Şüphesiz ki, 20. yüzyılın ilk üç çeyreğine damga vurmuş halk ozanlarından birisi de Aşık Veysel’dir. 1896 yılında Sivas’ın Şarkışla ilçesi Sivrialan köyünde doğan ve 1973 yılında Ankara’da Hakk’a yürüyen
Aşık Veysel’in adına bu yıl Hacıbektaş ilçesinde 4. Halk Ozanları Buluşması düzenlendi. Hakka yürüyüşünün 40. yılı vesilesiyle düzenlenen bu uluslararası etkinliğe; Kazakistan, Azerbaycan, Kırım Özerk Cumhuriyeti, Türkmenistan, Irak, Kosova, Gagauz Özerk Yeri, Özbekistan’dan sanatçılar, ozanlar ve şairler de katıldı.

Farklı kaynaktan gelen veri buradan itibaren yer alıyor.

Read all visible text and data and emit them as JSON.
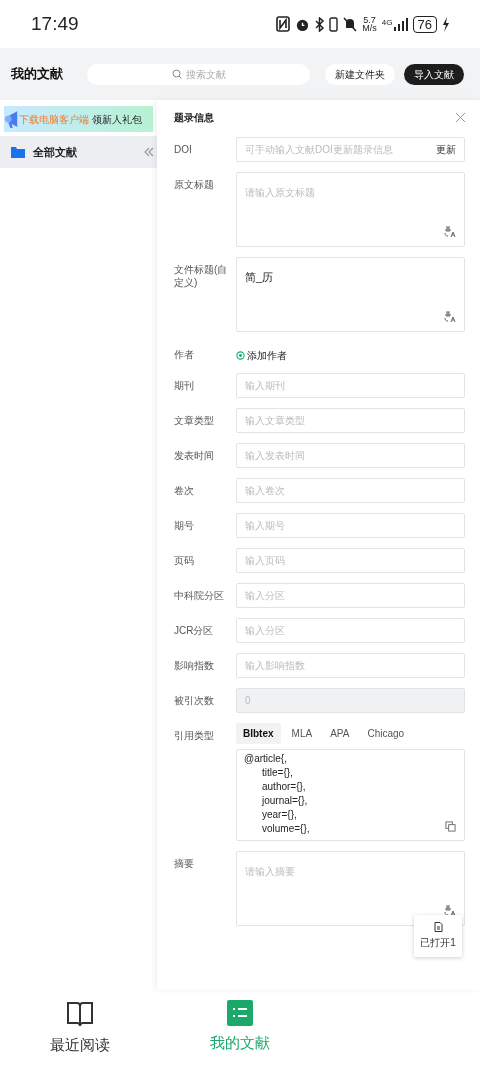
{
  "status_bar": {
    "time": "17:49",
    "speed": "5.7",
    "speed_unit": "M/s",
    "network": "4G",
    "battery": "76"
  },
  "header": {
    "title": "我的文献",
    "search": {
      "placeholder": "搜索文献"
    },
    "buttons": [
      {
        "label": "新建文件夹",
        "primary": false
      },
      {
        "label": "导入文献",
        "primary": true
      }
    ]
  },
  "sidebar": {
    "promo": {
      "highlight": "下载电脑客户端",
      "text": "领新人礼包"
    },
    "items": [
      {
        "label": "全部文献",
        "selected": true
      }
    ]
  },
  "panel": {
    "title": "题录信息",
    "fields": [
      {
        "kind": "input",
        "label": "DOI",
        "placeholder": "可手动输入文献DOI更新题录信息",
        "action": "更新"
      },
      {
        "kind": "textarea",
        "label": "原文标题",
        "placeholder": "请输入原文标题"
      },
      {
        "kind": "textarea",
        "label": "文件标题(自定义)",
        "value": "简_历"
      },
      {
        "kind": "add",
        "label": "作者",
        "action": "添加作者"
      },
      {
        "kind": "input",
        "label": "期刊",
        "placeholder": "输入期刊"
      },
      {
        "kind": "input",
        "label": "文章类型",
        "placeholder": "输入文章类型"
      },
      {
        "kind": "input",
        "label": "发表时间",
        "placeholder": "输入发表时间"
      },
      {
        "kind": "input",
        "label": "卷次",
        "placeholder": "输入卷次"
      },
      {
        "kind": "input",
        "label": "期号",
        "placeholder": "输入期号"
      },
      {
        "kind": "input",
        "label": "页码",
        "placeholder": "输入页码"
      },
      {
        "kind": "input",
        "label": "中科院分区",
        "placeholder": "输入分区"
      },
      {
        "kind": "input",
        "label": "JCR分区",
        "placeholder": "输入分区"
      },
      {
        "kind": "input",
        "label": "影响指数",
        "placeholder": "输入影响指数"
      },
      {
        "kind": "input",
        "label": "被引次数",
        "placeholder": "0",
        "disabled": true
      },
      {
        "kind": "citation",
        "label": "引用类型",
        "tabs": [
          {
            "label": "BIbtex",
            "selected": true
          },
          {
            "label": "MLA",
            "selected": false
          },
          {
            "label": "APA",
            "selected": false
          },
          {
            "label": "Chicago",
            "selected": false
          }
        ],
        "lines": [
          "@article{,",
          "title={},",
          "author={},",
          "journal={},",
          "year={},",
          "volume={},"
        ]
      },
      {
        "kind": "textarea",
        "label": "摘要",
        "placeholder": "请输入摘要"
      }
    ],
    "opened": "已打开1"
  },
  "bottom_nav": [
    {
      "label": "最近阅读",
      "selected": false
    },
    {
      "label": "我的文献",
      "selected": true
    }
  ]
}
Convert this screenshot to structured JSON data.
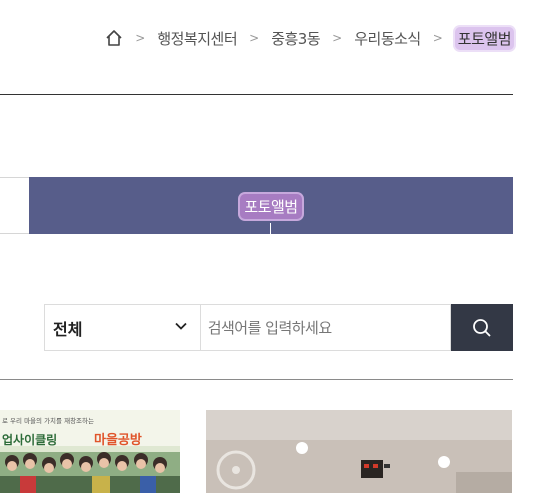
{
  "breadcrumb": {
    "items": [
      "행정복지센터",
      "중흥3동",
      "우리동소식"
    ],
    "current": "포토앨범"
  },
  "tabs": {
    "active_label": "포토앨범"
  },
  "search": {
    "category_value": "전체",
    "placeholder": "검색어를 입력하세요"
  },
  "gallery": {
    "banner_small_text": "로 우리 마을의 가치를 재창조하는",
    "banner_text_left": "업사이클링",
    "banner_text_right": "마을공방"
  },
  "colors": {
    "tab_active_bg": "#575d8a",
    "highlight": "#a77cc2",
    "search_button_bg": "#333845"
  }
}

Hacı Bektaş Veli Kültür Derneği her yıl, Hacıbektaş ilçesinde bir ünlü âşık adına buluşma etkinliği gerçekleştirmektedir. Derneğin bu etkinliği düzenlemesinin amacı; halk ozanlarını –hatta dünya ozanlarını- yılda bir defa da olsa biraraya getirmektir. Etkinliğe katılan aşık, şair, ozan ve sanatçılardan istenenler; lâik, çağdaş bilimden yana olan duygu ve düşüncelerin, halkçı bir yorumla sevgi-barış ve kardeşlik duyguları ile bütünleştirerek dile getirmeleridir. Dünyanın neresinde olursa olsun, farklılıkların zenginlik olduğunu bilerek, ayrımcılık yapmadan, kültürler ve inançlar arası karşılıklı sevgi ve saygı duygularını öne çıkarmak, daha çok özgürlük ve de daha çok demokrasi çabalarına katkı sunabilmeyi hedef koymuşlardır. Türk ozan, sanatçı ve şairlerden istenen, Cumhuriyet kazanımlarını, Anadolu insanının yaşam biçimini ve inancını; Atatürk, Hacı Bektaş Veli gibi insan değerlerimizin düşünceleri ile harmanlayıp topluma ortak mesaj verme, etkinliğin yolu olarak tespit edilmiştir.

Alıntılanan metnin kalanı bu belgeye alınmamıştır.